Closed jon-chuang closed 3 years ago
I could see the need for this too.
I was able to create a bootleg version of memory. I'm pickling the state and storing it by reference inside of an episode. I can then reconstruct the memory by selecting which memories. I have no idea if this idea will be tracked further by the RLLib team, though I'm an advocate for crafting your own solution.
Hi, I'm a bot from the Ray team :)
To help human contributors to focus on more relevant issues, I will automatically add the stale label to issues that have had no activity for more than 4 months.
If there is no further activity in the 14 days, the issue will be closed!
You can always ask for help on our discussion forum or Ray's public slack channel.

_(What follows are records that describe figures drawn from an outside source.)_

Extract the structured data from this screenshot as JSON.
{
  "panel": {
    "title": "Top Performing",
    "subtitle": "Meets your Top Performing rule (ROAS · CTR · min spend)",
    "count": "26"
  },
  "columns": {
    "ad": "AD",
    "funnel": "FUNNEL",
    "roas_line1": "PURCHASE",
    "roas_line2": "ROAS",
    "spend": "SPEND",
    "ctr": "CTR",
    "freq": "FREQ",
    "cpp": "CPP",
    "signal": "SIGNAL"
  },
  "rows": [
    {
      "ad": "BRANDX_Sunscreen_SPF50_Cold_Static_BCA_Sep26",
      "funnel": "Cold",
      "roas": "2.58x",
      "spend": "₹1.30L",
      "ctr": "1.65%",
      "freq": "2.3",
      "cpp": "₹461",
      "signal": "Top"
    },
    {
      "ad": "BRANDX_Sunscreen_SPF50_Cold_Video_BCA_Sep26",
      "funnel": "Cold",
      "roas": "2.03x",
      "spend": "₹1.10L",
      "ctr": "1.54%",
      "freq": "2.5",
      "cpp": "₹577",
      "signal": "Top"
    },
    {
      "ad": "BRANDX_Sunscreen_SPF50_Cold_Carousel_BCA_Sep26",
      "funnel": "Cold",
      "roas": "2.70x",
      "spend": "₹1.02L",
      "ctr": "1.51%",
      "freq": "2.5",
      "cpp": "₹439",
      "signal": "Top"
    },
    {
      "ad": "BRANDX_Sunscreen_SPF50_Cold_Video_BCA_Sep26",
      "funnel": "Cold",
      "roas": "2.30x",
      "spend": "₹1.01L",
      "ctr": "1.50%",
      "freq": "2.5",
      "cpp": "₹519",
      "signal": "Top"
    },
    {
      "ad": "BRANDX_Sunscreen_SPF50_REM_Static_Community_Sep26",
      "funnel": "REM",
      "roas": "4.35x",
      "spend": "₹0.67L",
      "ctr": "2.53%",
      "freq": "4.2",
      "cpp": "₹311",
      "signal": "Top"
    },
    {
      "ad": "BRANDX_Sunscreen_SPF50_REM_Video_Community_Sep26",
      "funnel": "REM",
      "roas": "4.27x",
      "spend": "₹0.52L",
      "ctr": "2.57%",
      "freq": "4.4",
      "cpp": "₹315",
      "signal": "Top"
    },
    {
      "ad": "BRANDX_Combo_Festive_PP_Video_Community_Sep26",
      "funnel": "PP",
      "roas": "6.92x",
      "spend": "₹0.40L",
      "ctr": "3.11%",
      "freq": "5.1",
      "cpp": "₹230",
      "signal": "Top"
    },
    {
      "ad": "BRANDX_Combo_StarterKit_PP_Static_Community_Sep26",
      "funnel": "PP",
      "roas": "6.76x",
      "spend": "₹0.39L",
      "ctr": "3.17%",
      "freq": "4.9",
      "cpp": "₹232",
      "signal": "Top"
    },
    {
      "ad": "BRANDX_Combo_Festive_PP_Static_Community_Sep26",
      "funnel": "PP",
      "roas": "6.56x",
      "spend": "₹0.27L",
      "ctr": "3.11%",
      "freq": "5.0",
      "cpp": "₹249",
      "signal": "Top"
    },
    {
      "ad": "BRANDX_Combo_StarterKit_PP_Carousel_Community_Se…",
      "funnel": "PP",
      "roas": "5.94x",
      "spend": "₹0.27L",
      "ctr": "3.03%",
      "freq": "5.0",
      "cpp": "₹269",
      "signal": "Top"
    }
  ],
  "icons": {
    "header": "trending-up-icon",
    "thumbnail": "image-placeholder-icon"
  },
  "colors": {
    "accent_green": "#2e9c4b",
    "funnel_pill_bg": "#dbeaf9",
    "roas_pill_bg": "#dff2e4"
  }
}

Hi again! The issue will be closed because there has been no more activity in the 14 days since the last message.
Please feel free to reopen or open a new issue if you'd still like it to be addressed.
Again, you can always ask for help on our discussion forum or Ray's public slack channel.
Thanks again for opening the issue!
We should add support for various memory modules: MERLIN - buffer of memory encodings through predictive coding and retroactive updating (https://arxiv.org/pdf/1803.10760.pdf) SPTM - topological memory (graph) of vision embeddings for optimal path planning and localisation (https://arxiv.org/pdf/1803.00653.pdf) Episodic curiosity through reachability (siamese network reachability metric) (https://arxiv.org/pdf/1810.02274.pdf) Relational Memory Core - fixed-sized buffer with a recurrent transformer forward pass (https://arxiv.org/pdf/1806.01822.pdf, https://arxiv.org/pdf/1806.01830.pdf) (Relation to Capsules, transformer-XL? Difference from RNN: Transformer architecture allows arbitrary buffer sizes, but hard to tell just how many it scales to from papers)
These are all Deepmind papers :) They seem to think that memory is a vital component in future agents. IMHO, I think we should too :)
Neural Map - cheats with ground truth agent position, though this can be approximated with dead reckoning/other SLAM techniques to correct for error. However, I prefer the topological memory approach, which circumvents this. (https://arxiv.org/pdf/1702.08360.pdf)
I would be interested to see comparisons of performance in various navigation environments.